Ini terjadi pada setiap kali kapal wisatawan menuju lokasi diving, mereka diminta membayar Rp100 ribu hingga Rp1 juta per kapal.
"Di wilayah Wayak sendiri, minimal ada 50 kapal datang, sehingga potensi pendapatan dari pungutan liar ini mencapai Rp 50 juta per hari dan Rp18,25 miliar per tahun," tegas Dian Patria.
Selain itu, ada pungutan liar berupa pembayaran tanah kepada hotel yang berdiri di pulau-pulau, serta ketidakjelasan regulasi terkait pengelolaan sampah hotel.
KPK mendorong Pemkab Raja Ampat untuk segera menyelesaikan permasalahan ini dengan berkoordinasi dengan aparat penegak hukum dan masyarakat setempat.
Sekretaris Daerah (Sekda) Kabupaten Raja Ampat, Yusuf Salim mengakui bahwa pendampingan KPK memberikan dampak positif.

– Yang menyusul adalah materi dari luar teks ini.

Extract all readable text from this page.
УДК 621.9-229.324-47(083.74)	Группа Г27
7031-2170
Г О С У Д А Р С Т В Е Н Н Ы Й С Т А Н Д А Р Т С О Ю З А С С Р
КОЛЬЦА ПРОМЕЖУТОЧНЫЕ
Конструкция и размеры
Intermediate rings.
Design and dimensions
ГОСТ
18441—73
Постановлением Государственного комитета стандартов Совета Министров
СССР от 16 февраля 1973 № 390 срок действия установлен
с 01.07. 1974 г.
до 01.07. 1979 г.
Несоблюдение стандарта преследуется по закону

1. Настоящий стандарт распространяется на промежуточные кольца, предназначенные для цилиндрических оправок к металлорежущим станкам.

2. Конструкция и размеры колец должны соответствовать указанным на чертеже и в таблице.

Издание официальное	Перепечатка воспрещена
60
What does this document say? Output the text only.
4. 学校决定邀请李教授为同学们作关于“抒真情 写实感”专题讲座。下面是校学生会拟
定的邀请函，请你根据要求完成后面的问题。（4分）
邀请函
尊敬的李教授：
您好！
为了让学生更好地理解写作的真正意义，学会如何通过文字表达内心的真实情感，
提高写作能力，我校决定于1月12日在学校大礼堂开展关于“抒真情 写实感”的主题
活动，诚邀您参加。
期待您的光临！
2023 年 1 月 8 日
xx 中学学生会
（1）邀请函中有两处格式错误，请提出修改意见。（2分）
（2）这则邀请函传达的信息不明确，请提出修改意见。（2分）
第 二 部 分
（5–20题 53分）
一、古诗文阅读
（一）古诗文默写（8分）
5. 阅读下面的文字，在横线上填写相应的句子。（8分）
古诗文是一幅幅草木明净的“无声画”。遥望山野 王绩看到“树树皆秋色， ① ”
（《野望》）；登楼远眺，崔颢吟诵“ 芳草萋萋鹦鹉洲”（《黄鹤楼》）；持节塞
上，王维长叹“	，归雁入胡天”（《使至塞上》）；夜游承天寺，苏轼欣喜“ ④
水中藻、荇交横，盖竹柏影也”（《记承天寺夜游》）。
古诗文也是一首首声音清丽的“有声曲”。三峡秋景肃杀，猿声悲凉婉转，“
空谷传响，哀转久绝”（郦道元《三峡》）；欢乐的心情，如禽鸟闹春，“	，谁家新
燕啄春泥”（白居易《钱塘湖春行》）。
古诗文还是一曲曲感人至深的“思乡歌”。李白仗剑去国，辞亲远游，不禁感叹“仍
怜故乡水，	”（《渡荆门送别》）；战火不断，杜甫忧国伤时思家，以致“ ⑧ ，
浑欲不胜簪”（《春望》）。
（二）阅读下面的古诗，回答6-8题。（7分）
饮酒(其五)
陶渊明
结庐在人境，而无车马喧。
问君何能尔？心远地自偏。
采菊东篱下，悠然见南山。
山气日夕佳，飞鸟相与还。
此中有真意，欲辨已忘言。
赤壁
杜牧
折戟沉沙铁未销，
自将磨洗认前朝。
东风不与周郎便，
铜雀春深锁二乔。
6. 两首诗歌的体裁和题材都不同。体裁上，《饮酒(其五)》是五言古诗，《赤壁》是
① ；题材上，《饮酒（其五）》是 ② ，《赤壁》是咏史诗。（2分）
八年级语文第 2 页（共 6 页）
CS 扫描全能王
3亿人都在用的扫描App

"Pihak pelaku usaha jadi melihat bahwa kami diawasi oleh lembaga lain. Sehingga kehadiran KPK ini bisa mendorong optimalisasi pajak dan retribusi daerah yang lebih efektif," tuturnya.
Meskipun masih banyak tantangan, Yusuf menegaskan komitmen Pemda untuk terus melakukan perbaikan di Kabupaten Raja Ampat.
"Tujuannya kita tentu mencegah kerugian yang lebih besar terhadap PAD dan memastikan kekayaan alam Raja Ampat dapat dinikmati oleh generasi mendatang tanpa beban korupsi dan pungli,"pungkas Yusuf. (*)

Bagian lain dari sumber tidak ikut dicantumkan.